When the Conservative-Liberal Democrat coalition arrived in 2010, pledging to repair the damage done to public finances by the global financial crisis (or by Gordon Brown), civil service job cuts were a central part of its austerity. strategy. Francis Maude was brought in to recommend the reforms.
The size of the civil service declined sharply during the coalition’s period in office, from a peak of about 490,000 in 2009, to less than 390,000 before the EU referendum in 2016.
As the cuts intensified, tensions were rising in some departments – as well as stories of experienced experts being recruited back into departments as consultants at high costs.
Alex Thomas, of the Institute for Government, points to the Department of Health and Defra as departments where significant expertise was lost in repeated efficiency campaigns and needed later.
About Defra, he says: “It was a department that had to undergo a lot of rebuilding since 2016, and few people who really knew the ins and outs of EU regulations in the environment and agriculture would were no more.”
After Brexit, the number of civil servants nearly returned to 2009 levels, as the government worked out the tools to negotiate an exit with Britain’s full-blown Brexit department – since it was dismantled – and those Took tasks that were long sub-contracted for the EU, such as trade negotiations.
Still, Johnson’s target of cutting 91,000 jobs remains ambitious.

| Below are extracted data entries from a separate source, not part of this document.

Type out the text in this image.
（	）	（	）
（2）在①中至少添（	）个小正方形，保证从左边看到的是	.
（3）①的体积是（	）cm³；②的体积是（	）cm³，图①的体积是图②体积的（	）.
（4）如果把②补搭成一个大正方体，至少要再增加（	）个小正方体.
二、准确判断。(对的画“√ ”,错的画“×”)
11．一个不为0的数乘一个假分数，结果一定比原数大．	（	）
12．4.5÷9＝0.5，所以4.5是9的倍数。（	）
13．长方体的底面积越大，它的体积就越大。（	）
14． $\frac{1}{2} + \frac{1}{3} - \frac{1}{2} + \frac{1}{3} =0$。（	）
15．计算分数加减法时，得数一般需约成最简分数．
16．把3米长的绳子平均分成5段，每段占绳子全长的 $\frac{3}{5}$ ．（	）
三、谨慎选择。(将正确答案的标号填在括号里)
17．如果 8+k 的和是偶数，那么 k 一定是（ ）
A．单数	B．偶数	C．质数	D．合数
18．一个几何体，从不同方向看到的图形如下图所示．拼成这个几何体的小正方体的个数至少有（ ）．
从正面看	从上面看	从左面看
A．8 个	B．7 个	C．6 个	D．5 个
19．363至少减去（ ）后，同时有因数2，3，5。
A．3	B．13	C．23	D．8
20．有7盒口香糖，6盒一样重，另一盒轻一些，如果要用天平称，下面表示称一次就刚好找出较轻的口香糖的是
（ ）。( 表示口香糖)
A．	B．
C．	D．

The latest official figures show there were 475,020 full-time equivalent employees in the civil service in December – so success would mean 19% of them are leaving the payroll.
The policy serves more than one purpose: it aims to save money, at a time when Rishi Sunak is reluctant to open the purse strings; And Johnson fits in with the government’s ideological skepticism that the public sphere is littered with pettyfogging relics.
Johnson’s former chief adviser Dominic Cummings was waging his own personal war against the Whitehall “blob” before being fired in November 2020, but senior ministers have continued to publicly attack civil servants.
Johnson recently complained of a “post-Covid work-from-home culture”, while the Tory chair, Oliver Dowden, urged civil servants to “get back to their peloton and their desks”.
Recently, the Minister for Brexit, Jacob Rees-Mogg, has angered Whitehall employees by spot-checking departments and leaving passive-aggressive notes on the desks of employees who work from home.
Thomas, himself a former civil servant, says that if part of the government’s motivation is to go to war with Whitehall, it will not make this latest efficiency campaign any easier. “If the minister is serious about reforming the civil service and reducing the civil service numbers, it is already difficult enough without trying to pit the civil service against you.”
And when it comes to savings, the government claims will be more than £3bn, it is not always as great as expected, says Paul Johnson, director of the Institute for Fiscal Studies.
“It depends what you spend on redundancy payments, which is not a trivial element, and it depends on whether you hire people back in a few years,” he said, adding an arbitrary Picking a number and pursuing it one-mindedly has its risks. “They don’t know whether 90,000 is the right number or not. You need to keep a very careful eye on it.”